Soft girls: a nova tendência que está (inexplicavelmente) a invadir a Suécia

A Suécia goza de reputação global na defesa da igualdade de género, por isso é estranho que as jovens estejam a aderir a uma tendência que celebra deixar o emprego, noticia a BBC.

 

Vilma Larsson, de 25 anos, já trabalhou num supermercado, num lar de idosos e numa fábrica, mas deixou o emprego há um ano para se tornar namorada dona-de-casa e diz que nunca foi tão feliz.

«A minha vida é mais fácil, não me sinto assoberbada nem stressada», reporta a BBC. O namorado trabalha remotamente em finanças e, enquanto ele passa os dias no portátil, ela está no ginásio, a tomar café ou a cozinhar. O casal cresceu em pequenas cidades no centro da Suécia, mas agora viaja muito e está a passar o Inverno no Chipre.

«Todos os meses ele dá-me uma parte do salário que ganhou. Mas se precisar de mais, peço-lhe.

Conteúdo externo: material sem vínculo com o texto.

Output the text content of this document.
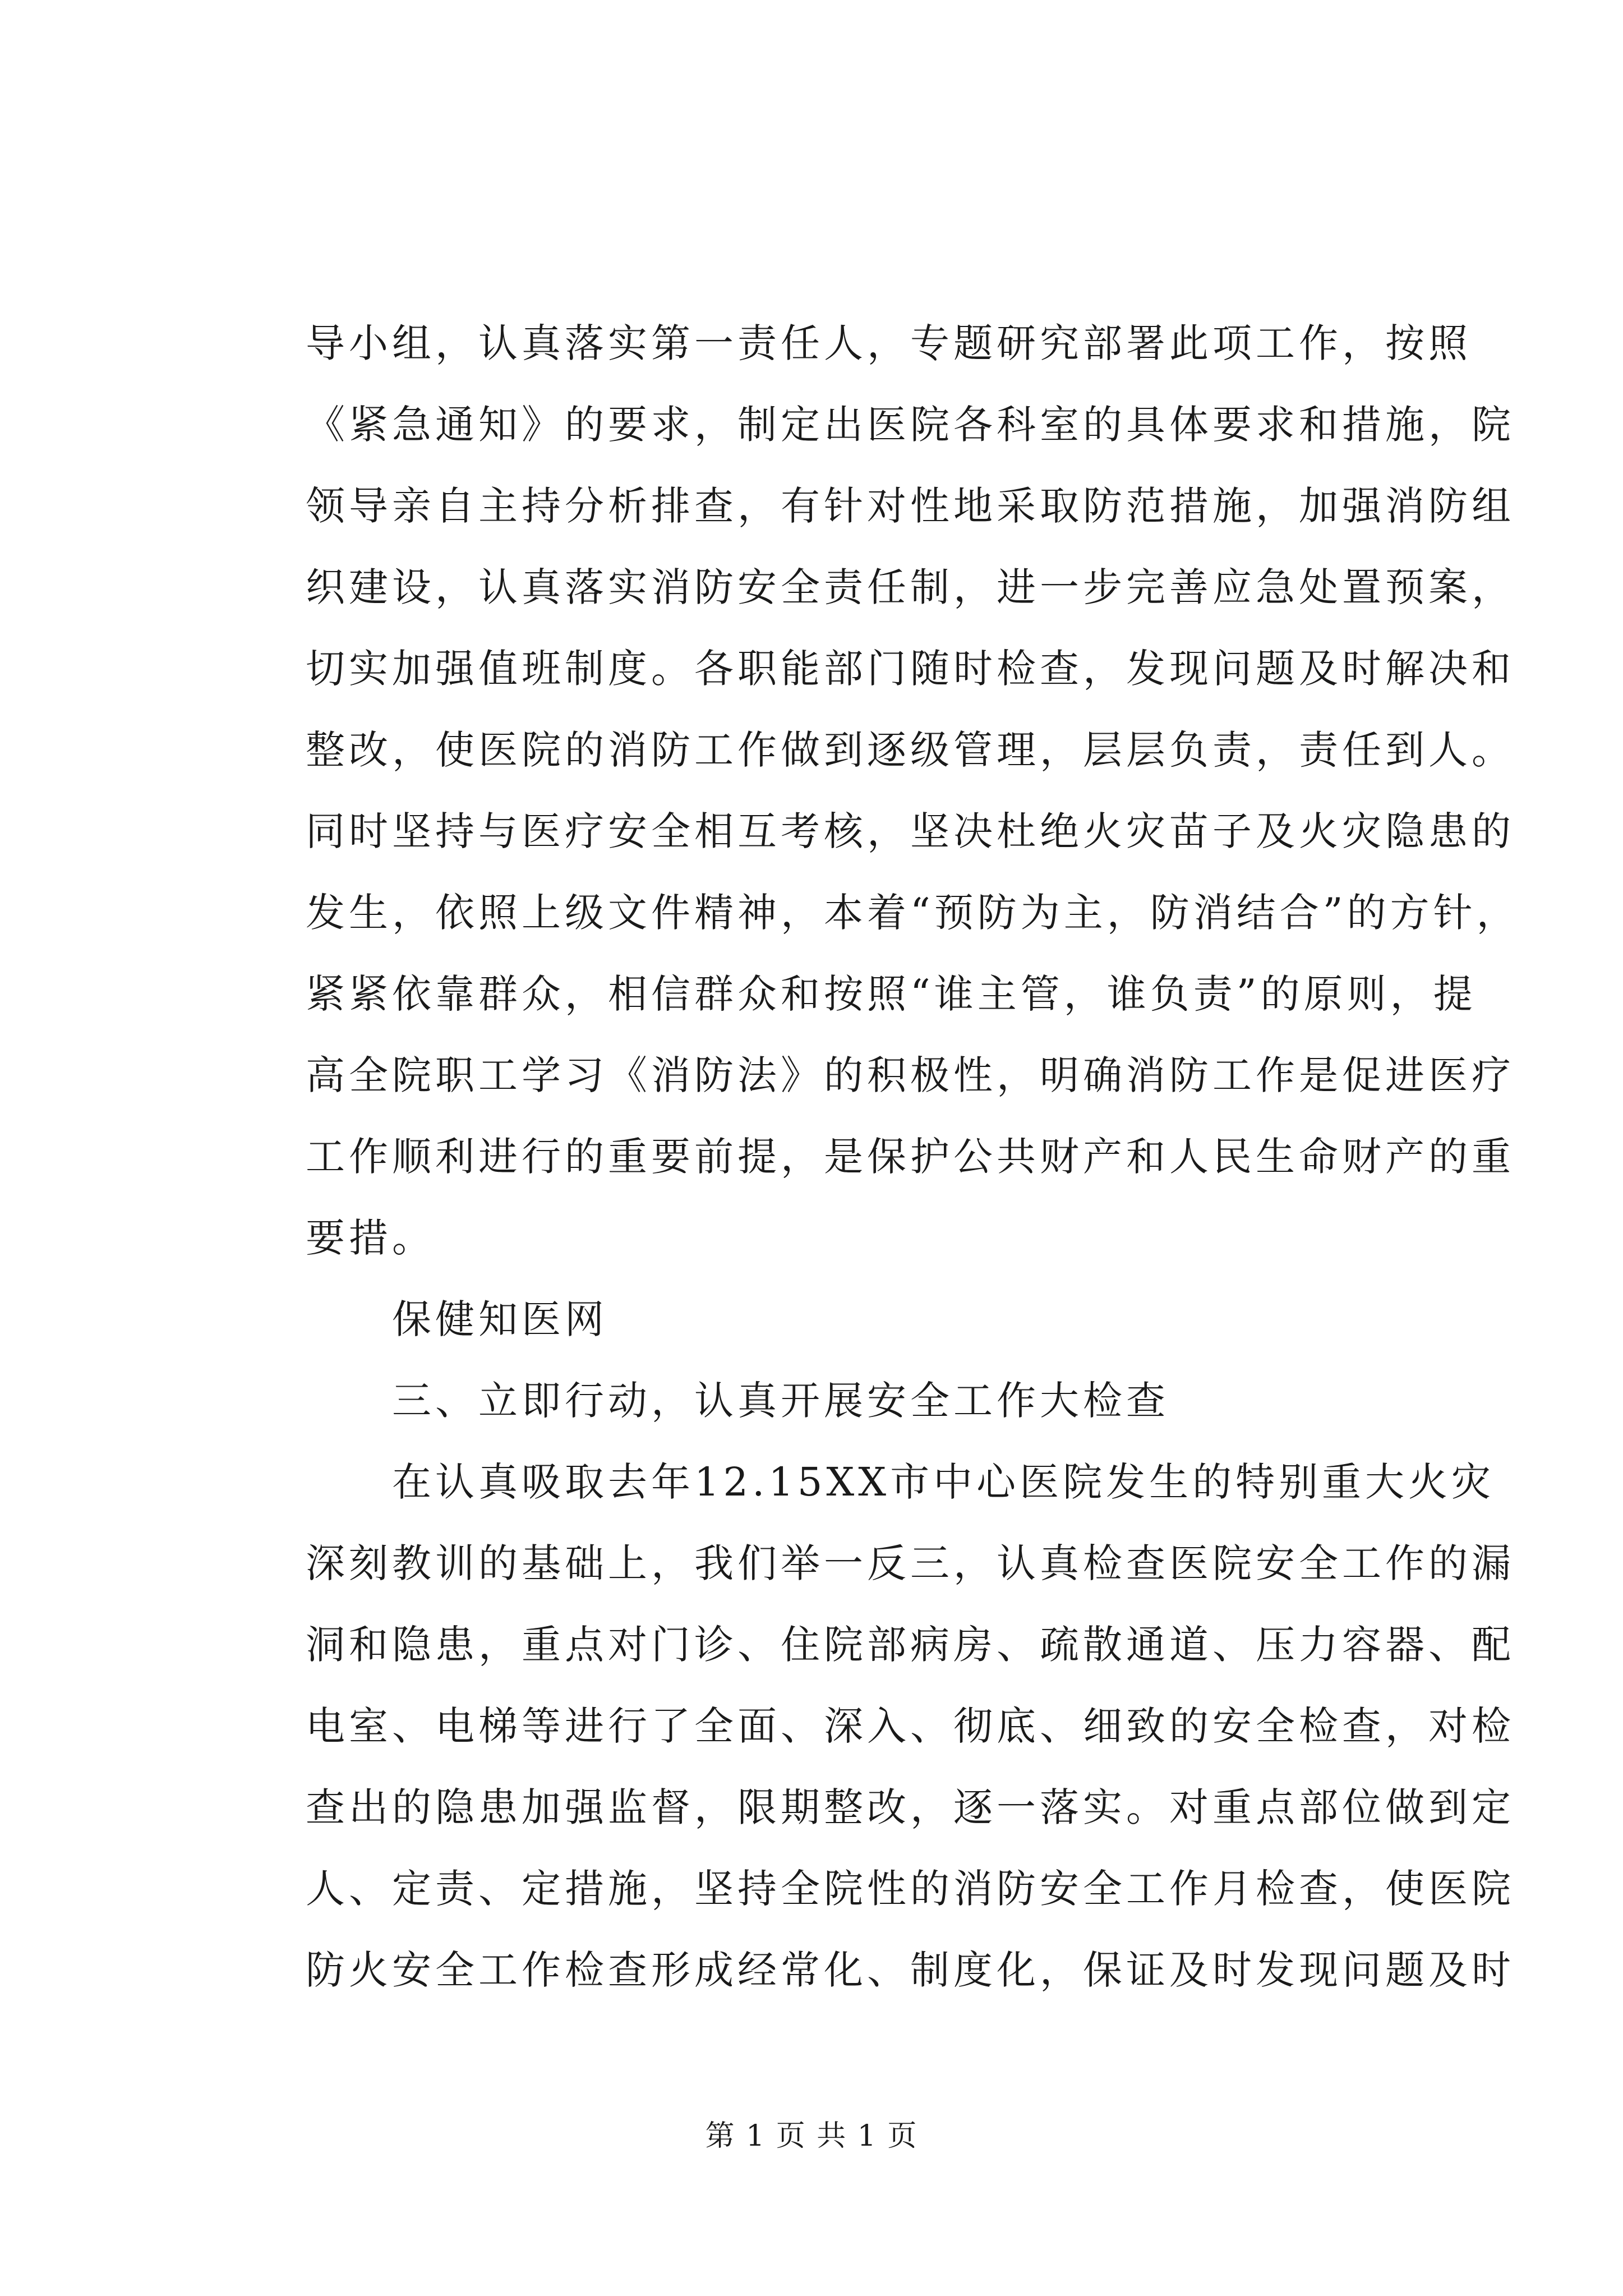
导小组，认真落实第一责任人，专题研究部署此项工作，按照
《紧急通知》的要求，制定出医院各科室的具体要求和措施，院
领导亲自主持分析排查，有针对性地采取防范措施，加强消防组
织建设，认真落实消防安全责任制，进一步完善应急处置预案，
切实加强值班制度。各职能部门随时检查，发现问题及时解决和
整改，使医院的消防工作做到逐级管理，层层负责，责任到人。
同时坚持与医疗安全相互考核，坚决杜绝火灾苗子及火灾隐患的
发生，依照上级文件精神，本着“预防为主，防消结合”的方针，
紧紧依靠群众，相信群众和按照“谁主管，谁负责”的原则，提
高全院职工学习《消防法》的积极性，明确消防工作是促进医疗
工作顺利进行的重要前提，是保护公共财产和人民生命财产的重
要措。
　　保健知医网
　　三、立即行动，认真开展安全工作大检查
　　在认真吸取去年12.15XX市中心医院发生的特别重大火灾
深刻教训的基础上，我们举一反三，认真检查医院安全工作的漏
洞和隐患，重点对门诊、住院部病房、疏散通道、压力容器、配
电室、电梯等进行了全面、深入、彻底、细致的安全检查，对检
查出的隐患加强监督，限期整改，逐一落实。对重点部位做到定
人、定责、定措施，坚持全院性的消防安全工作月检查，使医院
防火安全工作检查形成经常化、制度化，保证及时发现问题及时
第 1 页 共 1 页
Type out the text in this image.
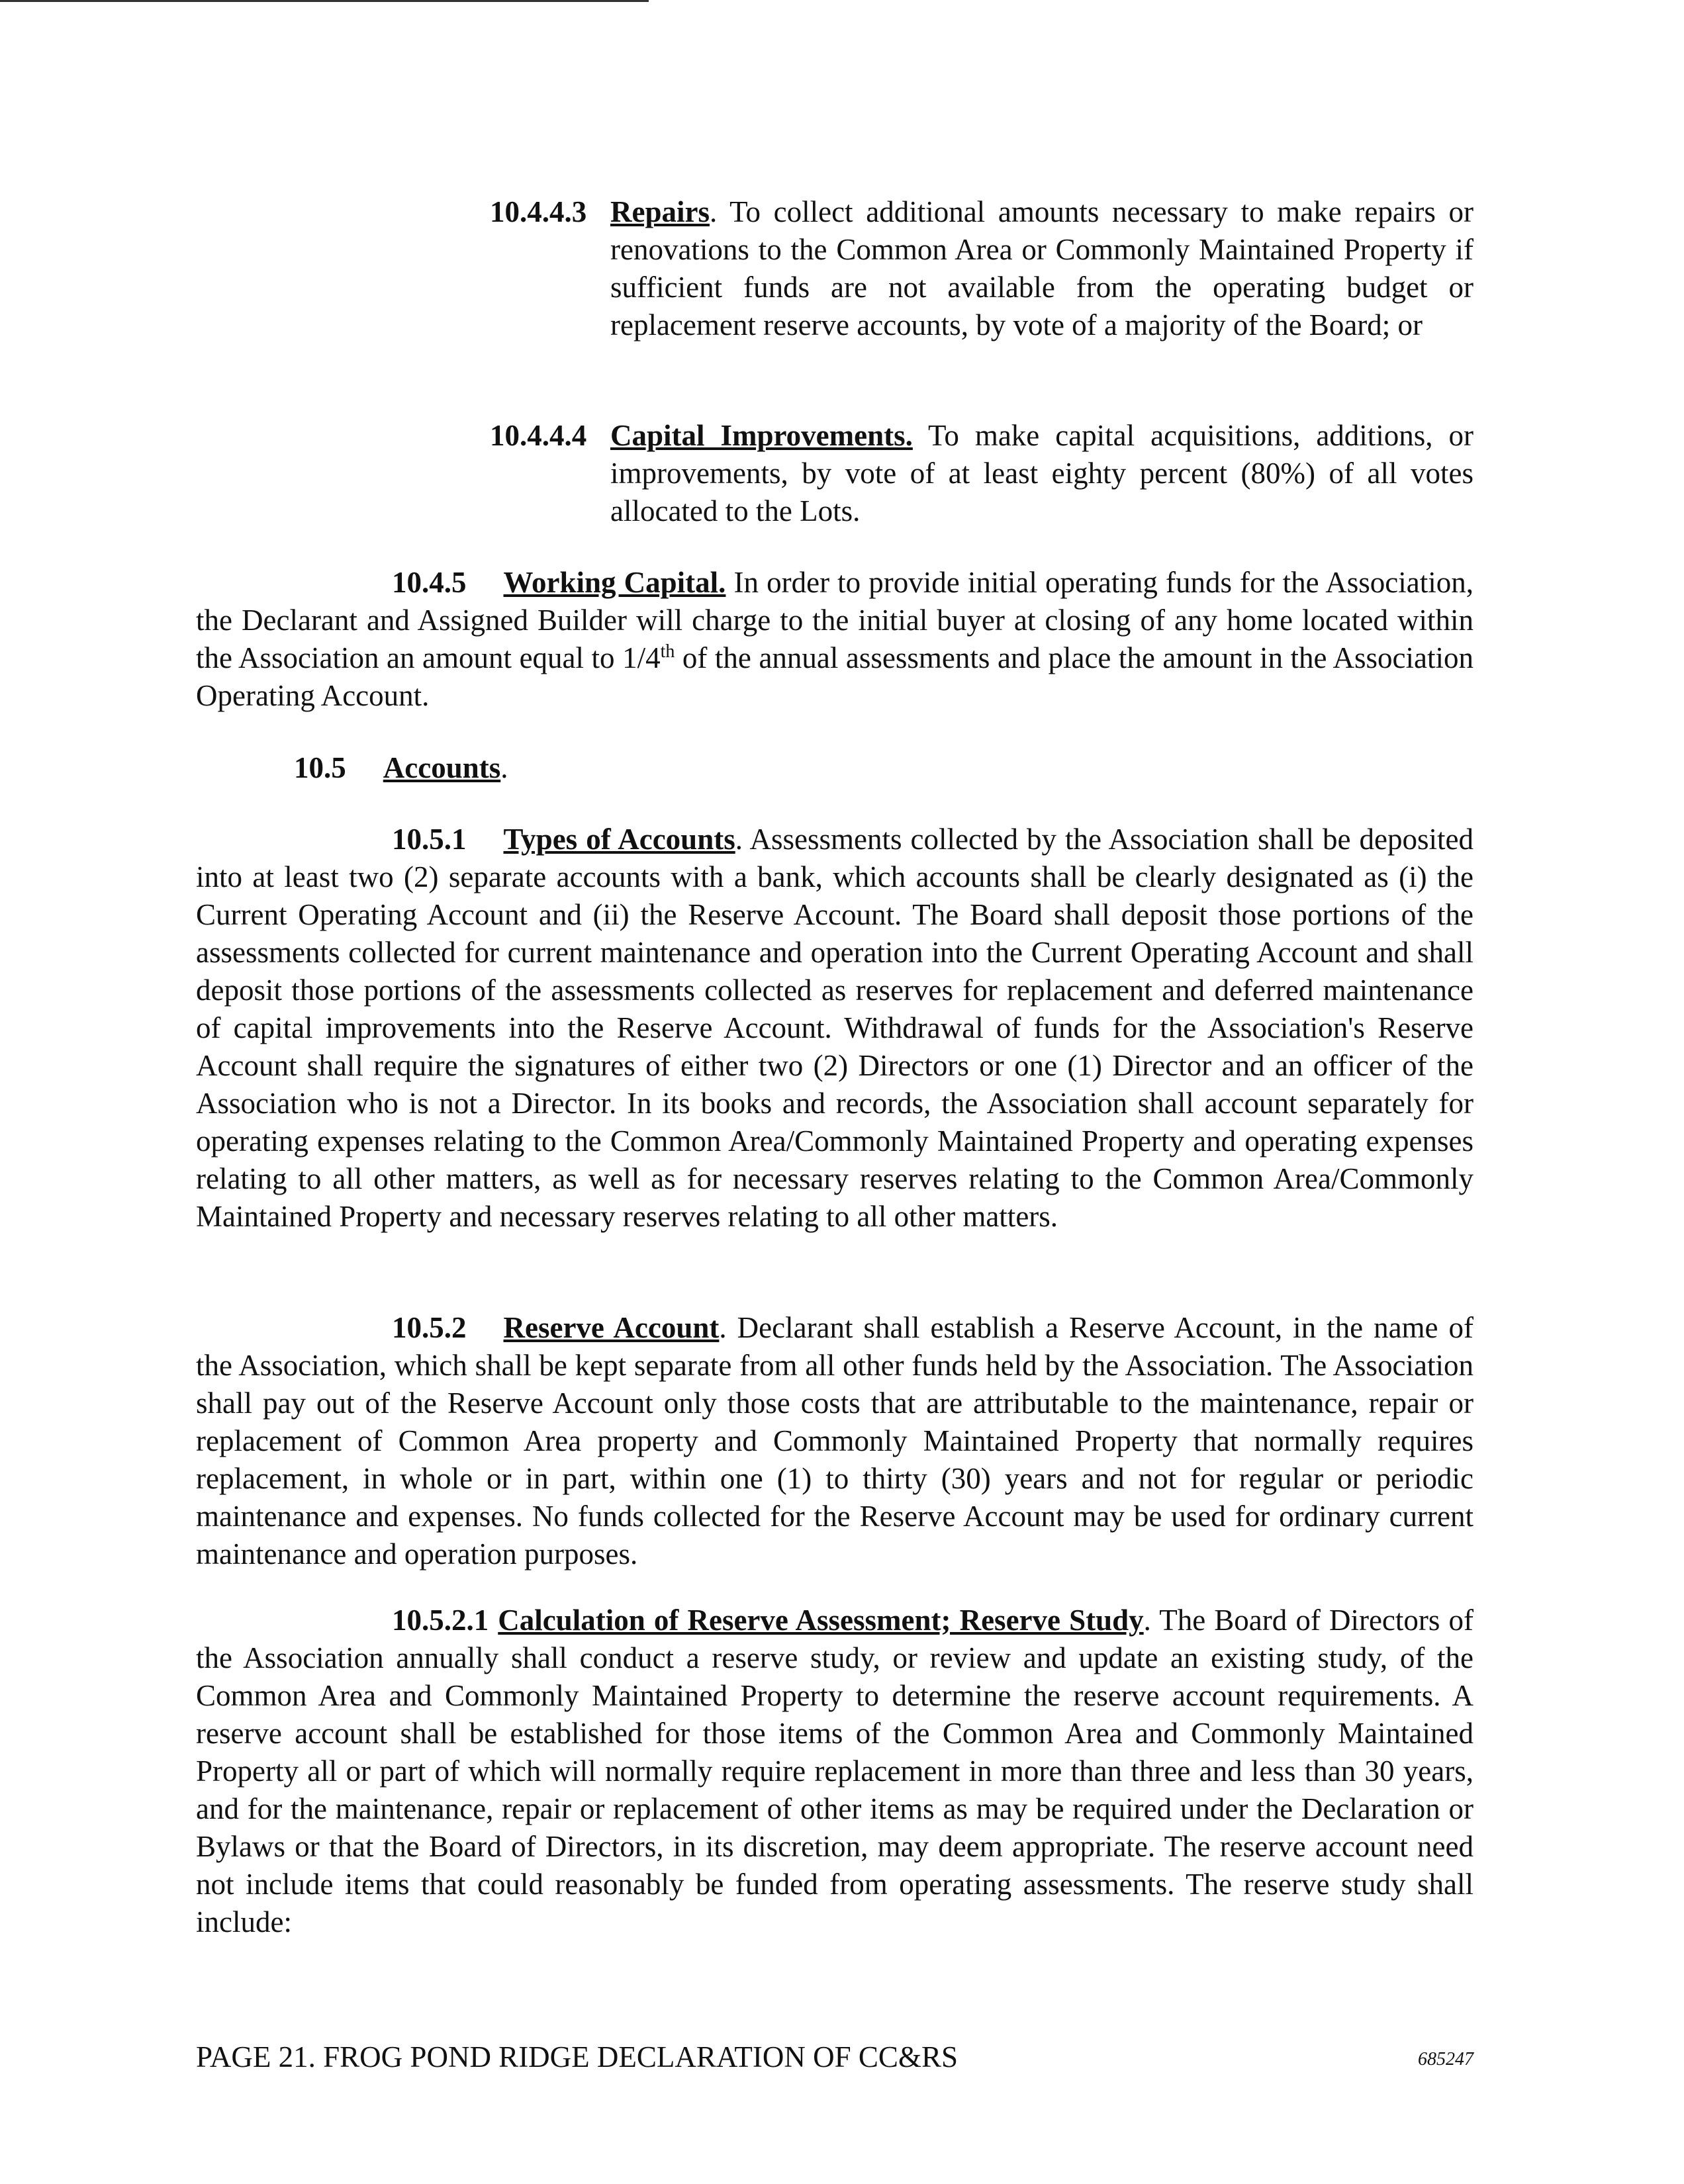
10.4.4.3 Repairs. To collect additional amounts necessary to make repairs or renovations to the Common Area or Commonly Maintained Property if sufficient funds are not available from the operating budget or replacement reserve accounts, by vote of a majority of the Board; or
10.4.4.4 Capital Improvements. To make capital acquisitions, additions, or improvements, by vote of at least eighty percent (80%) of all votes allocated to the Lots.
10.4.5 Working Capital. In order to provide initial operating funds for the Association, the Declarant and Assigned Builder will charge to the initial buyer at closing of any home located within the Association an amount equal to 1/4th of the annual assessments and place the amount in the Association Operating Account.
10.5 Accounts.
10.5.1 Types of Accounts. Assessments collected by the Association shall be deposited into at least two (2) separate accounts with a bank, which accounts shall be clearly designated as (i) the Current Operating Account and (ii) the Reserve Account. The Board shall deposit those portions of the assessments collected for current maintenance and operation into the Current Operating Account and shall deposit those portions of the assessments collected as reserves for replacement and deferred maintenance of capital improvements into the Reserve Account. Withdrawal of funds for the Association's Reserve Account shall require the signatures of either two (2) Directors or one (1) Director and an officer of the Association who is not a Director. In its books and records, the Association shall account separately for operating expenses relating to the Common Area/Commonly Maintained Property and operating expenses relating to all other matters, as well as for necessary reserves relating to the Common Area/Commonly Maintained Property and necessary reserves relating to all other matters.
10.5.2 Reserve Account. Declarant shall establish a Reserve Account, in the name of the Association, which shall be kept separate from all other funds held by the Association. The Association shall pay out of the Reserve Account only those costs that are attributable to the maintenance, repair or replacement of Common Area property and Commonly Maintained Property that normally requires replacement, in whole or in part, within one (1) to thirty (30) years and not for regular or periodic maintenance and expenses. No funds collected for the Reserve Account may be used for ordinary current maintenance and operation purposes.
10.5.2.1 Calculation of Reserve Assessment; Reserve Study. The Board of Directors of the Association annually shall conduct a reserve study, or review and update an existing study, of the Common Area and Commonly Maintained Property to determine the reserve account requirements. A reserve account shall be established for those items of the Common Area and Commonly Maintained Property all or part of which will normally require replacement in more than three and less than 30 years, and for the maintenance, repair or replacement of other items as may be required under the Declaration or Bylaws or that the Board of Directors, in its discretion, may deem appropriate. The reserve account need not include items that could reasonably be funded from operating assessments. The reserve study shall include:
PAGE 21. FROG POND RIDGE DECLARATION OF CC&RS	685247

Ou se gasto menos, guardo o que sobra», explica Vilma Larsson.

A jovem partilha o seu estilo de vida no Instagram, YouTube e TikTok, onde acumulou 11 mil seguidores e algumas das suas publicações tiveram quase 400 mil gostos, embora garanta que não está a ganhar dinheiro com os conteúdos.

Ela usa hashtags como “hemmaflickvän” e “hemmafru” (as palavras suecas para namorada e dona-de-casa) e descreve-se como uma “soft girl” – uma identidade que adopta um modo de vida mais suave e feminino, em vez de se focar numa carreira.

O estilo de vida da “soft girl” tem sido uma microtendência nas redes sociais em diferentes partes do mundo desde o final da década de 2010. Mas na Suécia – com cinco décadas de políticas concebidas para promover famílias com duplo rendimento – a recente popularidade do conceito gerou surpresa e divisão.

Ungdomsbarometern – a maior pesquisa anual de jovens da Suécia – colocou a tendência sob os holofotes nacionais pela primeira vez há um ano, depois de se ter tornado uma escolha popular quando foi pedido aos jovens de 15 a 24 anos que previssem tendências para 2024.

Outro estudo divulgado pelo Ungdomsbaromatern em Agosto sugeriu que esta estava a tornar-se uma aspiração mesmo entre as raparigas mais jovens, com 14% das raparigas dos sete aos 14 anos a identificarem-se como “soft girls”.

«Trata-se de nos afastarmos deste ideal de ‘girl boss’ que vemos há muitos anos, em que há exigências demasiado elevadas de sucesso em todos os aspectos da vida», explica Johanna Göransson, investigadora do Ungdomsbarometern.

Não existem dados oficiais sobre o número de jovens “soft girls” que abandonam completamente o trabalho e vivem à custa dos seus parceiros, como Vilma Larsson, e Johanna Göransson diz que é provável que seja uma percentagem reduzida.

Ainda assim, o tema tornou-se polémico na Suécia, com artigos de opinião em jornais de grande circulação a painéis de discussão em eventos e na televisão pública.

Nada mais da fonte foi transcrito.